Maybe we are not alone

Yukon skies could be busier than usual next week as extraterrestrial visitors zoom in on the Yukon Arts Centre.

The annual Longest Night celebration is taking a playful look at alien life forms through film, story and music.

Among the close encounters will be three distinct takes on the theme “we are not alone” by puppeteers Brian Fidler, Celia McBride and Moira Sauer.

Fidler’s inspiration came while watching B movies recently.

“I was watching a lot of sci-fi movies from the ’50s,” he says. “The ones where you can see the strings attached to the rocket, using models to create the alien world.”

Fidler decided to make his own B movie, using small-scale finger puppets and props such as a tinfoil asteroid belt.

“It’s real high budget,” he laughs. “We’ve spared no expense.”

It’s not exactly a 3-D movie, but there are three dimensions to what the audience can expect.

Besides seeing Fidler and Music Arts and Drama (MAD) student Shawn Kitchen operate the puppets and props, they can watch filmmaker Edward Westerhuis recording the action.

They can also see the movie itself, Attack of the Slime-a-tron, projected in real time.

When artistic director Daniel Janke invited Fidler to participate, he didn’t mention Sauer and McBride would also be doing puppet performances and mentoring young Yukoners as part of the agreement.

Fidler hasn’t heard what the others have in mind, but he’s sure neither will be creating a B movie onstage.

“Moira spent time in New York City making and operating really large-scale puppets. I’m at the exact opposite of the spectrum. I operate very small stuff,” he explains. “I don’t know what Celia’s doing.”
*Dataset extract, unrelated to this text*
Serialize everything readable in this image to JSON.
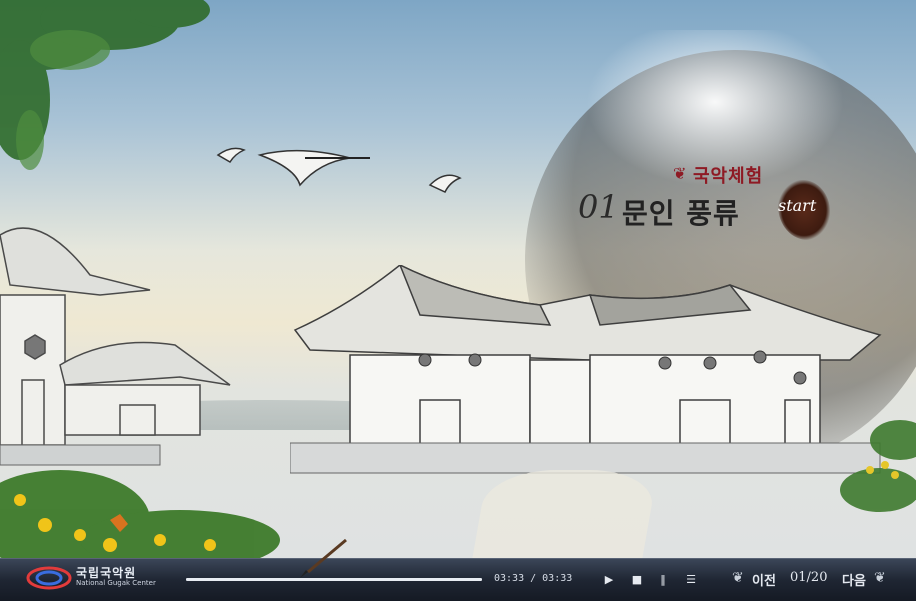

McBride is also in the dark about Fidler’s plans, but has an inkling of what Sauer will be doing.

“Moira has told me her idea, and it’s epic, as only Moira can be,” she says.

Her own performance involves an encounter of a very close kind. Cheek-to-cheek close, in fact.

“I like to push myself as a performer, and I love to dance,” she says. “So I’m going to dance with a giant puppet.”

Her initial idea was to call her piece 10 Dances With Alien, with choreographic help from MAD student Nicole Murdoch and original music by Longest Night veteran Andrea McColeman.

It has since been scaled back to just Dances With Alien.

Her dance partner is seven-foot Vim, the work of 19-year-old Sophie Fuldauer. McBride demonstrates a few tango turns with the fledgling puppet-maker’s cardboard mock-up.

It was only after McBride shared her idea that Fuldauer mentioned a 1967 video of ventriloquist Shari Lewis (of Lamb Chop fame) doing a similar act with a giant Fred Astaire puppet.

“In my mind, it was totally original,” McBride says. “I didn’t get the idea from anywhere but my imagination, and there it is living on YouTube, 40 years old. So, we are all one.”

And not alone, apparently.

Longest Night also offers a presentation by self-described UFOlogist Jerome Stueart on significant UFO sightings on and off the planet.

The film Christmas On Mars will play in the lobby before and after the show.

As always, music will be a central element of the winter solstice event, which debuted in 1996.

This year’s headliner is singer-songwriter Mary Margaret O’Hara, best known for her 1988 pop/rock album Miss America. Vancouver cellist Peggy Lee joins the Longest Night Ensemble to round out the evening’s musical fare.

Longest Night runs December 20 and 21 at the Yukon Arts Centre, starting at 8 pm.